If those deepest hopes include medical autonomy, however, women should not expect that from Tom Cotton.
TB: Again, Brantley provides a quotation and then fails to provide any substantive commentary.  Instead, he draws attention to the fact that women should not expect Cotton to provide them with medical autonomy (something which Cotton does not even hint at in his quoted thoughts above).  This deserves a couple of remarks.  First, it seems a bit condescending to women to think that they are so helpless as to need Cotton or any other government official for their autonomy.  But this is the way of progressives; on one side of the mouth express how all are equal, there are no differences, etc., and with the other side make sure that the constituents feel helpless and victimized to insure that progressive elites always stay in business and in power.  (Have no fear, Max.  With people like you in the media your job is secure).  Second, presumably Brantley is talking about sex (again--progressives can't get away from the glorious '60's), contraception, and abortion.  "Medical autonomy" in reference to women is code for contraception and abortion.  But neither contraception nor abortion have, properly speaking, almost anything to do with medicine.  Pregnancy is not a disease or illness but the natural outcome of copulation.  Morning sickness--though terribly unpleasant--is (for those women who get it) not an unhealthy bi-product of pregnancy.  A healthy woman will get pregnant if sperm fertilizes the ovum.  Brantley is engaged in a typical semantic distortion, not uncommon on the left as I've noted previously.

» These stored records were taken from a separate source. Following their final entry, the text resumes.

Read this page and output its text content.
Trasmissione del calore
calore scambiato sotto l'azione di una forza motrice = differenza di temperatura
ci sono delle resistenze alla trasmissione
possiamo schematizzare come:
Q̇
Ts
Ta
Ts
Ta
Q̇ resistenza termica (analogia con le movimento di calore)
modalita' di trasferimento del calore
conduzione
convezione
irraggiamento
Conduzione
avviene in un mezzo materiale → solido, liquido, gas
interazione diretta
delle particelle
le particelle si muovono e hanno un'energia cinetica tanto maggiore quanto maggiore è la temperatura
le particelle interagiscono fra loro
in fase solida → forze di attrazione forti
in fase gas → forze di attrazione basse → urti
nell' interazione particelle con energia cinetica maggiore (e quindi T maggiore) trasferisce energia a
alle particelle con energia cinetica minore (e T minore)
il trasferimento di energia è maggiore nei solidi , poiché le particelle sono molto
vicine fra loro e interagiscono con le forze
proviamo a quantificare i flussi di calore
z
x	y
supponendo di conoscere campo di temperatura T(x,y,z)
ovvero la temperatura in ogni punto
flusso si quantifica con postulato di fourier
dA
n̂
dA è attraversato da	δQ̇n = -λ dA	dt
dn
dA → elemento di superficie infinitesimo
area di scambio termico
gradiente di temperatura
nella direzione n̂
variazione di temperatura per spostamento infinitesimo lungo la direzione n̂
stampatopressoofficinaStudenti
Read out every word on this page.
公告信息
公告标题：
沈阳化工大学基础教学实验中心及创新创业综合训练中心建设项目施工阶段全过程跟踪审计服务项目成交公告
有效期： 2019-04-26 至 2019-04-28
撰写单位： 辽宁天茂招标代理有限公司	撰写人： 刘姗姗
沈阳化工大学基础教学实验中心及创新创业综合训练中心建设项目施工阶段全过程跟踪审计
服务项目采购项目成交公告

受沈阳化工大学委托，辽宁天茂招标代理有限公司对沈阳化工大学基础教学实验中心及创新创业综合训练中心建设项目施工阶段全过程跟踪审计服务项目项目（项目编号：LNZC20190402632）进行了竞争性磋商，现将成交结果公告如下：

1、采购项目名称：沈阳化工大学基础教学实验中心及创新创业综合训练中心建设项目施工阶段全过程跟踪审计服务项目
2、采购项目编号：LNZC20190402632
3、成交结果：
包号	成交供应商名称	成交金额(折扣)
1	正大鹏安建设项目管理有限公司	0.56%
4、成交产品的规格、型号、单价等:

Cotton's writing has drawn some modern-day comments on the Crimson website. More evidence of the educational value of the Internet. Sample:
Only Tom Cotton could actually believe that a woman's entire hopes and dreams are wrapped up in a man.

TB:  There's the semantic distortion, again.  Did Cotton say "entire?"  I don't see that word anywhere in the quotation above, nor does anything Cotton says suggest it.  Cotton is merely pointing to the fact that most women desire to be in a lifelong, loving, till-death-do-us-part, relationship with a man, and that divorce laws (again, I assume he has this in mind but am only reading what Brantley has quoted) make it easier for men not to live up to their end of the bargain.  For shame, Tom Cotton, for shame.

Max Brantley has now earned himself his very own imprimatur Tullius Est subject label.  The progressive animal is a curious species inviting industrious investigation, but to investigate the species one needs a specimen (even better, in its native habitat).  One can hardly do better than Mr. Brantley.